Das Bezirksamt Friedrichshain-Kreuzberg hat entgegen verschiedener anders lautender Berichterstattungen nicht entschieden, Veranstaltungen mit religiösem Hintergrund auf öffentlichen Flächen zu versagen.
Bezirksbürgermeisterin Monika Herrmann hat den Sachverhalt auch wegen verschiedener Berichte in regionalen und überregionalen Medien in den vergangenen Tagen und aufgrund von besorgten Nachfragen von Bürgerinnen und Bürgern geprüft.
In den letzten Jahren gab es nach Auskunft der zuständigen Abteilung keine Ablehnungen von Anträgen auf Sondernutzung im öffentlichen Straßenland mit der Begründung, Feste oder Veranstaltungen dürften wegen ihres religiösen Charakters nicht genehmigt werden. Auch haben im Bezirk in den letzten Jahren zahlreiche Weihnachtsmärkte stattgefunden.
Offenbar hat die zuständige Abteilung allerdings in einzelnen Fällen bei entsprechenden Anfragen von Institutionen – u. a. eines Quartiersmanagements – irrtümlich auf eine Entscheidung des Bezirksamtes in einem Einzelfall aus dem Sommer 2007 verwiesen und mitgeteilt, Veranstaltungen von Religionsgemeinschaften und religiöse Feste können nicht genehmigt werden.
Das entspricht weder der Beschlusslage im Bezirksamt, noch wäre eine solche Handhabung rechtmäßig.
Bei der Entscheidung vor 6 Jahren ging es um einen sehr kurzfristig eingegangenen Antrag auf Sondernutzung im Straßenland für das mehrtägige Aufstellen eines Zeltes für mehrere hundert Menschen. Diesen Antrag hatte das Bezirksamt nach Abwägung damals nicht unterstützen können.
Gegenüber der zuständigen Abteilung hat die Bezirksbürgermeisterin klargestellt, dass ein religiöser Hintergrund selbstverständlich keine Entscheidungsgrundlage bei entsprechenden Anträgen sein kann. Vielmehr sind alle prüffähigen Anträge auf Sondernutzung öffentlicher Flächen im Rahmen der Regelungen z. B. des Berliner Straßengesetzes gleichberechtigt zu prüfen.

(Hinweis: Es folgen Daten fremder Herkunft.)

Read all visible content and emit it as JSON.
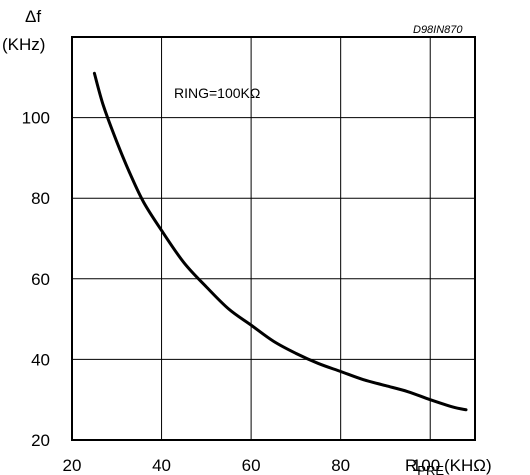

Bei Entscheidungen über die Realisierbarkeit spielen ausschließlich objektive Kriterien (Verkehr, Lärmschutz für Anwohnerinnen und Anwohner, Sicherheit der Veranstaltung etc.) eine Rolle. Nicht jede gewünschte Veranstaltung kann daher in dem hoch frequentierten Innenstadtbereich zu jedem Zeitpunkt genehmigt werden.
Religiöse Orientierung der Anstragstellerinnen und Antragsteller oder die Ausrichtung der Veranstaltung sind bei dieser Prüfung aber kein Kriterium.
Vielmehr ist der Bezirk Friedrichshain-Kreuzberg stolz auf die Vielfalt der Religionen und Glaubensrichtungen. Das Bezirksamt schätzt unter anderem die durch Einzelne oder Gemeinschaften vielfach ehrenamtlich geleistete Arbeit, das Engagement in den Bezirksregionen und den Beitrag für das Zusammenleben im Bezirk außerordentlich.
Insoweit bedauert Monika Herrmann es ausdrücklich, wenn durch ein solches Missverständnis Gefühle von Menschen verletzt worden sind.